26. Wenn aber der Tröster kommen wird, welchen Ich euch senden werde vom Vater, der Geist der Wahrheit, der vom Vater ausgehet; Der wird zeugen von Mir. 27. Und ihr werdet auch zeugen, denn ihr seid von Anfang bei Mir gewesen. 1. Solches habe Ich zu euch geredet, daß ihr euch nicht ärgert. 2. Sie werden euch in den Bann thun. Es kommt aber die Zeit, daß, wer euch tödtet, wird meinen, er thue Gott einen Dienst daran. 3. Und solches werden sie euch darum thun, daß sie weder Meinen Vater noch Mich erkennen. 4. Aber solches habe Ich zu euch geredet, auf daß, wenn die Zeit kommen wird, daß ihr daran gedenket, daß Ich es euch gesagt habe. Solches aber habe Ich euch von Anfang nicht gesagt, denn Ich war bei euch.

 ES ist eine alte Sitte der morgenländischen Kirche, in den öffentlichen Versammlungen der Christen während der Zeit zwischen Ostern und Pfingsten die Apostelgeschichte vorzulesen. Das geschah und geschieht, wo es noch geschieht, zur vorläufigen Weißagung auf Pfingsten und die Zeit hernach. In das Thun und Leiden der Kirche Gottes nach Pfingsten soll der Blick schon voraus eröffnet werden. Denselben Blick in dieselbe Zeit gewährt uns das heutige Evangelium, indem es uns über das Zeugnis von JEsu und die Aufnahme desselben in der Welt belehrt.

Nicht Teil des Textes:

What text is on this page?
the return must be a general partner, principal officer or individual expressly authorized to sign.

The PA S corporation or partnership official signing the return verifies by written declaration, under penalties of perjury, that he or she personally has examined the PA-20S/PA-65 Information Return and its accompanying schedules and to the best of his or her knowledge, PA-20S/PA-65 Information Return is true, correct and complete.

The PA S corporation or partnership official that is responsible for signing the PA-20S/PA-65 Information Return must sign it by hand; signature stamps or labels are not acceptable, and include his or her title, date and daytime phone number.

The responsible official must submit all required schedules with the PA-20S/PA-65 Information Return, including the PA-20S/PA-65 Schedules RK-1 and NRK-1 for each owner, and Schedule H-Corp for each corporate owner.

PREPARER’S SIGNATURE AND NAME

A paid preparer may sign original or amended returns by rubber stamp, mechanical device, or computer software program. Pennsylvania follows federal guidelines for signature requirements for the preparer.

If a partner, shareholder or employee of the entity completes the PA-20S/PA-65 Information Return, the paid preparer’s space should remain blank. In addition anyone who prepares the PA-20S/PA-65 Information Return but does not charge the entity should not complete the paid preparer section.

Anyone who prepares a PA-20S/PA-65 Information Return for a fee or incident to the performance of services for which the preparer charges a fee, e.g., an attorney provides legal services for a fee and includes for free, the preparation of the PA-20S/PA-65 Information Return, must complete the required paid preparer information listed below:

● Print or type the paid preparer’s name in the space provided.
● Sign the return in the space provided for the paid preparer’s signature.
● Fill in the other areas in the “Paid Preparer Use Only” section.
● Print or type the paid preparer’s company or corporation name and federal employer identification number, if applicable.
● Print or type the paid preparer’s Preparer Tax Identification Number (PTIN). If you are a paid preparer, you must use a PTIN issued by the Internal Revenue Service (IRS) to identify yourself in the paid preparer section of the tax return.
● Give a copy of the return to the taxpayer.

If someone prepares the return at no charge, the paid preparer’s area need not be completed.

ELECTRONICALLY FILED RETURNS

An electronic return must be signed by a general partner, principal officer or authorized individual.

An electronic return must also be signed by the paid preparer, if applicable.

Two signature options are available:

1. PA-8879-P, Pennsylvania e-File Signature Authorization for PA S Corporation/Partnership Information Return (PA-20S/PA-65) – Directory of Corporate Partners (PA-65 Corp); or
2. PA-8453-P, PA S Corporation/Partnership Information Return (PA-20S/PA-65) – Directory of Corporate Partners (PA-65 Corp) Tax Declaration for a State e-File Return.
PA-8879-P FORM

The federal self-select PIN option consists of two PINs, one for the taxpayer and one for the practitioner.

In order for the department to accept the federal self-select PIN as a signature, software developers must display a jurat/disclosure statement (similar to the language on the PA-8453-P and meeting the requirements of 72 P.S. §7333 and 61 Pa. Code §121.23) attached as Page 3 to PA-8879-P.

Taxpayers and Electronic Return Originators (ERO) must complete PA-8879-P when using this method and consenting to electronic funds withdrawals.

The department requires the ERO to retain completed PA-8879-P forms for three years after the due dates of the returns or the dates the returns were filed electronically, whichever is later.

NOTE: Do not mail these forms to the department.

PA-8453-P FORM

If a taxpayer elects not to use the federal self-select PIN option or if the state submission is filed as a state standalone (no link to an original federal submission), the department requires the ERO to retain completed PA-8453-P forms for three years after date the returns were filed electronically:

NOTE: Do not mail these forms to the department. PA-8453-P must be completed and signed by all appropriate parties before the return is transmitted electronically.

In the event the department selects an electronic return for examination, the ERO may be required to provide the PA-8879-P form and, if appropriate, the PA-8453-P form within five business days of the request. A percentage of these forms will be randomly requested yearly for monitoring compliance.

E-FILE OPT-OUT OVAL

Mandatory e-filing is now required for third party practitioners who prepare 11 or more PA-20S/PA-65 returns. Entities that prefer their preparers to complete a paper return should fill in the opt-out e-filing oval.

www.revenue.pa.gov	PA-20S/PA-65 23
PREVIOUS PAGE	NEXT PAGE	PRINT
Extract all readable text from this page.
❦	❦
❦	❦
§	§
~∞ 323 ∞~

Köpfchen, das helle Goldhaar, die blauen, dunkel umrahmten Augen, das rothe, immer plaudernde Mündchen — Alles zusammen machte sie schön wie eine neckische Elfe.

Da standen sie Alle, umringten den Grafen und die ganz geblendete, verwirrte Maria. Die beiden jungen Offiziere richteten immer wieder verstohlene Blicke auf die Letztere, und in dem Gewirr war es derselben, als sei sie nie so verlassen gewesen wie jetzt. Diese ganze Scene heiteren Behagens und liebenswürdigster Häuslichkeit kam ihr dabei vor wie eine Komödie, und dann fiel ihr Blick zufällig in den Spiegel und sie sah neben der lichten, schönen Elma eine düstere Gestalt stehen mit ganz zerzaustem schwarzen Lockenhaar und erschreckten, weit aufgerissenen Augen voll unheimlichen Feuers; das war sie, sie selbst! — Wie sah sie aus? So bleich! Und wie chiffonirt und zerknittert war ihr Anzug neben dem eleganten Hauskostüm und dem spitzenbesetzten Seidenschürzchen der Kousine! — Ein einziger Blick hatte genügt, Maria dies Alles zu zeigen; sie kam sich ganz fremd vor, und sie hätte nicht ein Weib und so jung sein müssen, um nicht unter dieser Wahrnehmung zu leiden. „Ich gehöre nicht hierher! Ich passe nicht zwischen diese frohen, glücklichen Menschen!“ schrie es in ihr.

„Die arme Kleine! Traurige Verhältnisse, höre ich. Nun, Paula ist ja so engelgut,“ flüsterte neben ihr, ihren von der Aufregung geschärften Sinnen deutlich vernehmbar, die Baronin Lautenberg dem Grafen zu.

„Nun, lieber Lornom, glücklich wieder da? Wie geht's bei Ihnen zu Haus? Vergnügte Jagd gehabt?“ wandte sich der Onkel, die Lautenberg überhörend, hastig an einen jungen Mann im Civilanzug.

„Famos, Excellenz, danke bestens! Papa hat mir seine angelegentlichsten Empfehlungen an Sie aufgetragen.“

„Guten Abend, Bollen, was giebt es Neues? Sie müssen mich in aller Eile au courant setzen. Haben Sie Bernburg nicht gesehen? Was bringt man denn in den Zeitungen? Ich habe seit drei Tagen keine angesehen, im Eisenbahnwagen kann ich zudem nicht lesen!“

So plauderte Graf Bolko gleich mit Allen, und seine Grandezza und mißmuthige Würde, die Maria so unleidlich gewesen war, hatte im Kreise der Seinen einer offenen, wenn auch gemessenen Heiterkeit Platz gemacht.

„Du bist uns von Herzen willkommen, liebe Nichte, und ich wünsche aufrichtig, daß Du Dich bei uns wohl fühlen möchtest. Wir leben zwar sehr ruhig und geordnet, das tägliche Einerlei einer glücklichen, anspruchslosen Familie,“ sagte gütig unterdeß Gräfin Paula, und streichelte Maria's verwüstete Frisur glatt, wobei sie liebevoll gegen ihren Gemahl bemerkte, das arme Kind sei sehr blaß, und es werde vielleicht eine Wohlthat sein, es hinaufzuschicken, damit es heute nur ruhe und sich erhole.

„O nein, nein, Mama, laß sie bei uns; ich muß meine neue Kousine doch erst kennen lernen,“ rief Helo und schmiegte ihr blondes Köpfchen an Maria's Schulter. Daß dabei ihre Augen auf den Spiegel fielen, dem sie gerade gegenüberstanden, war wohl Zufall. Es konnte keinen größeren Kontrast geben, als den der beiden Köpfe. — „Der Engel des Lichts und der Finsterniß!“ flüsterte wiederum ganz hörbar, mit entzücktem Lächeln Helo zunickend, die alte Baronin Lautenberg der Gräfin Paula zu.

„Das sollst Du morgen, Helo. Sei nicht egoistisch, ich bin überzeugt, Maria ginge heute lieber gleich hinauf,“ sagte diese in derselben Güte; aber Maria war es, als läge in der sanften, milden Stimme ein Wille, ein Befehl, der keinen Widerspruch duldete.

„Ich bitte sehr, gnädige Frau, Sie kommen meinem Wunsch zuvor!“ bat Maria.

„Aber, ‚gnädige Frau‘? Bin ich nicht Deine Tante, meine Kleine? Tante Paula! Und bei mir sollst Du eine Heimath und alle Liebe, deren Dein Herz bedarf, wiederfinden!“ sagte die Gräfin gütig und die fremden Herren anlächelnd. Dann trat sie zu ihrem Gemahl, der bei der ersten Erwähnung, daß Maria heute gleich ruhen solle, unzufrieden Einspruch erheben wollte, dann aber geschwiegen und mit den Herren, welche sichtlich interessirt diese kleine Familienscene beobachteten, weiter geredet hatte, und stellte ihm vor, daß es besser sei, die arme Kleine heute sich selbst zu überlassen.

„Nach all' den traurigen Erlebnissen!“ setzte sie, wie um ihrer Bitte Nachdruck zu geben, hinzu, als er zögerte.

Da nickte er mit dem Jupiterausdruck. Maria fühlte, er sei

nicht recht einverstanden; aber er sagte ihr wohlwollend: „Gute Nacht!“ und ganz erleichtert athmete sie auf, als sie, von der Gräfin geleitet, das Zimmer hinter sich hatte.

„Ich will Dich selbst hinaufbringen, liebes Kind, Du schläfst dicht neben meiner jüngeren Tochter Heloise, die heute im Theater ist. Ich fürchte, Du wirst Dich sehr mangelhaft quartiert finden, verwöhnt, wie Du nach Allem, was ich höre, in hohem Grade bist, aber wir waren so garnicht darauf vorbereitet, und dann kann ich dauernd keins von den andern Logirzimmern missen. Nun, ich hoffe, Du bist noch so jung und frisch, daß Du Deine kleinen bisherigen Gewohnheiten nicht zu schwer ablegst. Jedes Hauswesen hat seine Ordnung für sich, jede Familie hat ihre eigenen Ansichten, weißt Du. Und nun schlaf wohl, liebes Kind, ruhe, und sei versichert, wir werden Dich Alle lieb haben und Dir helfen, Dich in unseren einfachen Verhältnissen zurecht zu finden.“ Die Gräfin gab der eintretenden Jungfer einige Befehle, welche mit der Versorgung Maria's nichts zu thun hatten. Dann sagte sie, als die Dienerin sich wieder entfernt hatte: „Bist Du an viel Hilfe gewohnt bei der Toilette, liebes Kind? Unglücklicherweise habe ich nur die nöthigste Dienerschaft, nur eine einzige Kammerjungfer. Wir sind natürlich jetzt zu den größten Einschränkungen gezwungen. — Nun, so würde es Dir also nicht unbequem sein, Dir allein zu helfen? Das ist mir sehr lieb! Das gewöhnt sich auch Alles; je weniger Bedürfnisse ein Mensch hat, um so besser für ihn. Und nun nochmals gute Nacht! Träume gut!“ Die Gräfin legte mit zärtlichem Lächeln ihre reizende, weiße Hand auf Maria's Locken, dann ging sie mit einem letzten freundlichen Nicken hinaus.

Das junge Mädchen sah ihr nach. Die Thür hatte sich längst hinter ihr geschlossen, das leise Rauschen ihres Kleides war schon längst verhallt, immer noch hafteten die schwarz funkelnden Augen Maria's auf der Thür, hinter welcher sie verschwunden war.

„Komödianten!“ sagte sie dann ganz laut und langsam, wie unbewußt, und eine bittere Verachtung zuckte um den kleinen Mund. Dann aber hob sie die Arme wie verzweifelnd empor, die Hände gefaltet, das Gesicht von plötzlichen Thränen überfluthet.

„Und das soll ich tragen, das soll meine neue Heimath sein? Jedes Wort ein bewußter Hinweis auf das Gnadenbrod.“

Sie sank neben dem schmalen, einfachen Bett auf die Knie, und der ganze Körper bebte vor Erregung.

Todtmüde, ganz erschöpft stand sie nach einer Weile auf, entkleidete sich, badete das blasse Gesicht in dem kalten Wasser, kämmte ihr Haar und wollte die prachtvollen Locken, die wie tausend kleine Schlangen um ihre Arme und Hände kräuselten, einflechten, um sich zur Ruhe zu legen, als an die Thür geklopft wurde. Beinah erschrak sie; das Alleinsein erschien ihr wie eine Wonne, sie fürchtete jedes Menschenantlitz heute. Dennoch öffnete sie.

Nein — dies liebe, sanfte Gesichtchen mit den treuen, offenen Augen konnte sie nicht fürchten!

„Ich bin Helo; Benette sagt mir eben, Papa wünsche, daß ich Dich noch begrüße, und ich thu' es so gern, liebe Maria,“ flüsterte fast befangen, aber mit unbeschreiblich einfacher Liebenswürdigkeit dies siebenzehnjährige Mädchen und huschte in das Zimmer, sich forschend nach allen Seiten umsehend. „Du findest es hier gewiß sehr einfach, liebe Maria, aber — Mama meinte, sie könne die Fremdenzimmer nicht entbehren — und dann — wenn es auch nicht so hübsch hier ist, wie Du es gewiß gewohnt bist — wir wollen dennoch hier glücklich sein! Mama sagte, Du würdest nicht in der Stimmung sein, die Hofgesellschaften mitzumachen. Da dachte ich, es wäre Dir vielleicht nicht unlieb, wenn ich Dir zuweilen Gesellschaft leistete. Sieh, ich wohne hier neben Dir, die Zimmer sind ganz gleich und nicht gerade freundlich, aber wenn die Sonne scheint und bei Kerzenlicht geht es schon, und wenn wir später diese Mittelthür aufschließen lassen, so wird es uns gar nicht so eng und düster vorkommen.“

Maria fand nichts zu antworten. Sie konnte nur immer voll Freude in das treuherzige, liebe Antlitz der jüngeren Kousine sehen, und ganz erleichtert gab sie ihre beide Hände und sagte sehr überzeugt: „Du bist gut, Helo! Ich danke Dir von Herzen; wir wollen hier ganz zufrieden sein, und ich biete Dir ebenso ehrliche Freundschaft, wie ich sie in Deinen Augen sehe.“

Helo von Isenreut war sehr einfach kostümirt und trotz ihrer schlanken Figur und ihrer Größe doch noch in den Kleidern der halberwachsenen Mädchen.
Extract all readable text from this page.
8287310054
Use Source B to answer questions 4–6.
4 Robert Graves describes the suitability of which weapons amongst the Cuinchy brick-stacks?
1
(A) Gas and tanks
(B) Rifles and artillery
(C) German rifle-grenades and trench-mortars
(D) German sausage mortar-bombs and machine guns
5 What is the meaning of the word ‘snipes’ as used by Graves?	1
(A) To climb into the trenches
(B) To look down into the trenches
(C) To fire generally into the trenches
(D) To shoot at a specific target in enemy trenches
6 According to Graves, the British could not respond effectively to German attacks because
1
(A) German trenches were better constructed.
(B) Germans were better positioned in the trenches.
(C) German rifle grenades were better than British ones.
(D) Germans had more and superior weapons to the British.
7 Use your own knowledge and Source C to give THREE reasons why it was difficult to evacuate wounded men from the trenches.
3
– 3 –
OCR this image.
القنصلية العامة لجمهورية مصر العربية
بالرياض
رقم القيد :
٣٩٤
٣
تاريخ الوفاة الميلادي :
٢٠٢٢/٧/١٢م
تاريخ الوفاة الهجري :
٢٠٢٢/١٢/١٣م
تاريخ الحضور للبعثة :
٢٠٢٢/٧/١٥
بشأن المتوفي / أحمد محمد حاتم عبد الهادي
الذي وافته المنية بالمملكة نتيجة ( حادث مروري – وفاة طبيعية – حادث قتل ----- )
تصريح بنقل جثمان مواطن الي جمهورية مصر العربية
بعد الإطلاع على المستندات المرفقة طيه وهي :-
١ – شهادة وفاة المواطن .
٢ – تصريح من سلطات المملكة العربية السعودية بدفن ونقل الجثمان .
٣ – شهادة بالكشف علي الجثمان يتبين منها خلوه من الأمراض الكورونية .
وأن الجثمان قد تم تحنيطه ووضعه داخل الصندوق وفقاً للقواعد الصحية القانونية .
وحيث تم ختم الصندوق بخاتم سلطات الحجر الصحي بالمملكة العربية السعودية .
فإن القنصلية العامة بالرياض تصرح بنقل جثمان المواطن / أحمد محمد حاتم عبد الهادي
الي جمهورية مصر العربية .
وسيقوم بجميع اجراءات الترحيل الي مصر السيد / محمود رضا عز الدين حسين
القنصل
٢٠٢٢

 Das Zeugnis von JEsu ist nach unserm Texte ein gedoppeltes, das Zeugnis des heiligen Geistes und das Zeugnis der Apostel. „Der heilige Geist wird zeugen von Mir, und ihr werdet auch zeugen.“ Beiderlei Zeugnis ist dem Inhalt nach eins, denn es ist Zeugnis von JEsu, von Seiner Person, Seinem Amte, Seinem Werke, Seinem Reich und Seiner Kirche. Sonst, in andern Stellen, erscheint dieß einmüthige Zeugnis des Geistes und der Apostel als eins auch der Form nach: der heilige Geist zeuget durch die Apostel, ihr Zeugnis ist das des heiligen Geistes Selber. Hier aber, in unserem Texte, wird zwischen beiden ein Unterschied gesetzt, der auch in der That leicht festzuhalten ist. Was zum Zeugnis des heiligen Geistes zu rechnen ist, fällt in die Augen; erinnert euch an den brausenden Schall, welcher an Pfingsten vom Himmel fiel, an die feurigen Flammen, an das Zungenreden, an die Gabe der Weißagung, an die Wunder der Apostel, an die Eingebung der göttlichen Wahrheit u. dgl. Und eben so augenfällig ist auch, was zum eigenen menschlichen Zeugnis der Apostel gehört, nemlich was sie gehört haben, was sie gesehen haben mit ihren Augen, was sie beschauet haben, was ihre Hände betastet haben vom Worte des Lebens, mit Kurzem: das Zeugnis ihrer Sinnen von dem Auferstandenen, wie auch der HErr Selbst sagt: „Ihr werdet auch zeugen, denn ihr seid von Anfang bei Mir gewesen.“ Indes ist das göttliche und menschliche Zeugnis nicht durchaus so augenfällig unterschieden, sie begegnen einander im innersten Wesen; denn wenn die Apostel von JEsu zeugen, menschlich zeugen, so wacht über ihren Reden der heilige Geist, verhütet Irrtum, reinigt, läutert, gibt Stärkung des Gedächtnisses, verleiht heilsame Worte, − und während jeder Apostel ganz in seiner Eigentümlichkeit redet, ist er doch ganz vom Geiste durchdrungen. So wird ein und dasselbe Wort zugleich als göttlich und menschlich erkannt; erscheinend als eines, läßt es sich dennoch erkennen als zusammengefügt aus zweien − und des Gottmenschen gedoppelte, unterschiedene Natur in einer Person spiegelt sich in dem einen gedoppelten, zugleich göttlichen und menschlichen Zeugnis, in einem und demselben Wort Seiner heiligen Apostel. Alles ist göttlich und menschlich zugleich, was sie reden. Zuweilen − je nachdem eben grade die Seele erregt und empfänglich ist − ist es einem, als vernähme man in dem heiligen Worte lauterlich und allein „den

Empfohlene Zitierweise:
Wilhelm Löhe: Evangelien-Postille für die Sonn- und Festtage des Kirchenjahres. Samuel Gottlieb Liesching, Stuttgart 1859, Seite 227. Digitale Volltext-Ausgabe bei Wikisource, URL: https://de.wikisource.org/w/index.php?title=Seite:Wilhelm_L%C3%B6he_-_Evangelien-Postille_Aufl_3.pdf/238&oldid=- (Version vom 4.9.2016)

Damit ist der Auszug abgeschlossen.